Alexander, as I previously wrote I see what's going on with reparse: reparse calls DeepReparsingUtils for each file which have to be reparsed from own "Code Model Client Request :csmproject action Reparse Project" task. During that time ppHandler is requested for each file. Then file is put in parser queue. => 4 parser threads are doing parse faster than "reparse project" task prepares ppHandler => drop to 1 core
Just wanted to confirm that the issue still seems present in 201211200002. I'm now using a system with 32 hyperthreads. Explicitly triggering reparsing flies like the wind (using 2000% CPU resources) and then drops back to one thread and then goes full speed again.
I just noticed another thing. I've changed the include paths of the C++ project I'm working on. That triggers a re-parse. This parse is only using 150% CPUs while it could go to 3000% if it wanted to (I've configured the number of parser threads to 30).
(In reply to comment #16) > I just noticed another thing. I've changed the include paths of the C++ > project I'm working on. That triggers a re-parse. This parse is only using > 150% CPUs while it could go to 3000% if it wanted to (I've configured the > number of parser threads to 30). FYI: parsing scalability is not good enough. A code model performance measurement shows following: 1 thread: 15K lines/sec 2 threads: 23K lines/sec (x1.5) or 51% of using additional CPU. 4 threads: 31K lines/sec (x2.0) or 34% of using additional CPUs. Environment: 8 cores computer. Adding more threads does not significant improve parsing speed. Only a heat release is increased. It seems code model parsing cannot achieve x3.5 on any number of threads (CPUs). So advice: do not use more then 4 parsing threads. Code model has a restricted scalability now.

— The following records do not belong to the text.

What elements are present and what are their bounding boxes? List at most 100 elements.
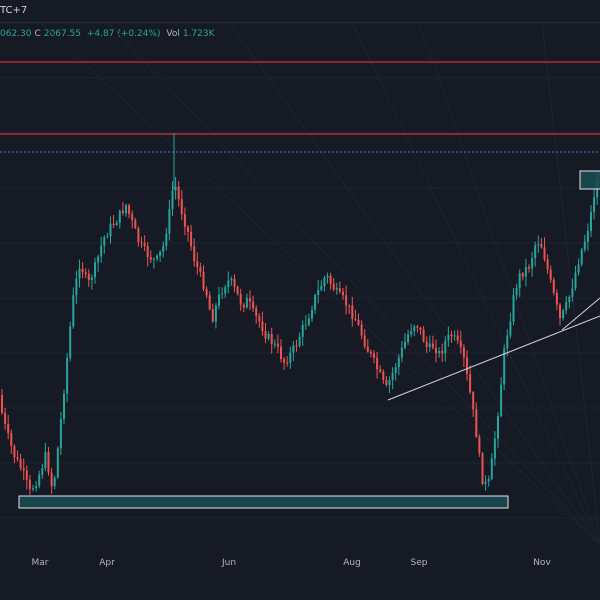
candle-body [475, 409, 478, 437]
candle-body [348, 305, 351, 307]
candle-body [329, 275, 332, 284]
candle-body [385, 379, 388, 385]
candle [258, 313, 261, 328]
candle-body [32, 488, 34, 490]
candle [450, 330, 453, 343]
candle [128, 203, 131, 219]
candle [419, 326, 422, 335]
candle-body [214, 305, 217, 322]
candle [146, 241, 149, 267]
x-axis-tick-label: Sep [411, 558, 428, 568]
candle-body [56, 448, 59, 478]
candle [25, 465, 28, 490]
candle-body [131, 214, 134, 221]
candle [475, 402, 478, 438]
candle [90, 273, 93, 290]
candle [391, 367, 394, 390]
candle [273, 339, 276, 348]
candle [211, 303, 214, 323]
candle [1, 388, 3, 415]
candle [462, 344, 465, 368]
candle-body [25, 470, 28, 480]
candle-body [199, 267, 202, 272]
candle [534, 241, 537, 267]
candle-body [270, 334, 273, 345]
candle-body [583, 241, 586, 250]
close-label: C [34, 29, 41, 39]
candle [292, 340, 295, 362]
x-axis-tick-label: Mar [32, 558, 49, 568]
candle-body [326, 275, 329, 278]
candle [56, 446, 59, 480]
candle [109, 216, 112, 244]
candle [242, 302, 245, 313]
candle [469, 365, 472, 395]
candle-body [218, 294, 220, 306]
candle [249, 290, 251, 311]
candle [190, 224, 193, 251]
candle-body [264, 331, 267, 339]
candle [509, 312, 512, 339]
candle [280, 339, 282, 363]
grid-line-vertical [39, 21, 600, 546]
candle [180, 189, 183, 221]
candle [162, 241, 165, 258]
candle-body [236, 286, 239, 294]
candle-body [177, 186, 180, 200]
candle-body [44, 452, 47, 469]
candle [199, 262, 202, 277]
candle [323, 275, 326, 292]
candle [156, 254, 158, 262]
candle [559, 302, 561, 326]
candle [521, 272, 524, 281]
timezone-label[interactable]: TC+7 [0, 5, 28, 16]
candle [571, 278, 574, 302]
candle [428, 335, 431, 352]
candle [447, 326, 450, 347]
candle-body [552, 279, 555, 294]
candle [140, 236, 143, 248]
candle-body [373, 353, 375, 358]
candle-body [404, 341, 406, 348]
candle-body [366, 346, 369, 352]
candle-body [295, 345, 298, 347]
candle-body [134, 220, 137, 229]
candle-body [187, 226, 189, 232]
candle-body [267, 334, 270, 339]
candle-body [493, 438, 496, 459]
candle-body [490, 458, 493, 479]
candle-body [549, 269, 552, 280]
candle [357, 313, 360, 327]
candle-body [419, 327, 422, 330]
drawings[interactable] [0, 61, 600, 509]
candle [342, 287, 344, 301]
candle [78, 259, 81, 288]
candle [69, 321, 72, 362]
candle-body [125, 205, 127, 214]
candle [490, 453, 493, 481]
candle [543, 237, 546, 262]
candle [32, 484, 34, 492]
candle-body [109, 223, 112, 237]
candle-body [38, 474, 41, 487]
candle-body [87, 273, 90, 280]
candle-body [292, 345, 295, 353]
candle-body [78, 268, 81, 279]
candle-body [72, 295, 75, 327]
candle-body [224, 287, 227, 294]
candle [159, 250, 162, 263]
candle [332, 278, 335, 292]
candle-body [16, 457, 19, 460]
candle [577, 258, 580, 276]
candle [524, 258, 527, 287]
candle [295, 339, 298, 352]
candle-body [301, 324, 304, 337]
candle [518, 269, 521, 298]
candle [106, 232, 109, 239]
candle [537, 235, 540, 254]
candle [255, 305, 258, 324]
candle [50, 467, 53, 494]
candle [481, 452, 484, 486]
candle [84, 268, 87, 279]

(In reply to comment #17) > (In reply to comment #16) > > I just noticed another thing. I've changed the include paths of the C++ > > project I'm working on. That triggers a re-parse. This parse is only using > > 150% CPUs while it could go to 3000% if it wanted to (I've configured the > > number of parser threads to 30). > FYI: parsing scalability is not good enough. > A code model performance measurement shows following: > 1 thread: 15K lines/sec > 2 threads: 23K lines/sec (x1.5) or 51% of using additional CPU. > 4 threads: 31K lines/sec (x2.0) or 34% of using additional CPUs. > Environment: 8 cores computer. > > Adding more threads does not significant improve parsing speed. Only a heat > release is increased. > It seems code model parsing cannot achieve x3.5 on any number of threads > (CPUs). > So advice: do not use more then 4 parsing threads. Code model has a restricted > scalability now. Interesting. However, I think that something else is going on besides multi-processor scalability issues. When I for example disable and then re-enable content assist on the project, then I see the processor load go up to 2000%-3000%. The parser then goes through the project at very high speed. When modifying the include paths I see the processor load go only to 150%. It looks like in the latter case the parser is provided with a thread pool of 2 threads while in the former, the thread pool has 30 threads. BTW, I've seen the same behavior when I do a modification to a core include file with many dependents: this triggers a lot of parsing but it seems to use only 1 or 2 processors.
Just wanted to confirm that the issue is still there in the 7.3 release. Other than that, working with a large C++ project is going more and more smoothly. Congrats on the good work!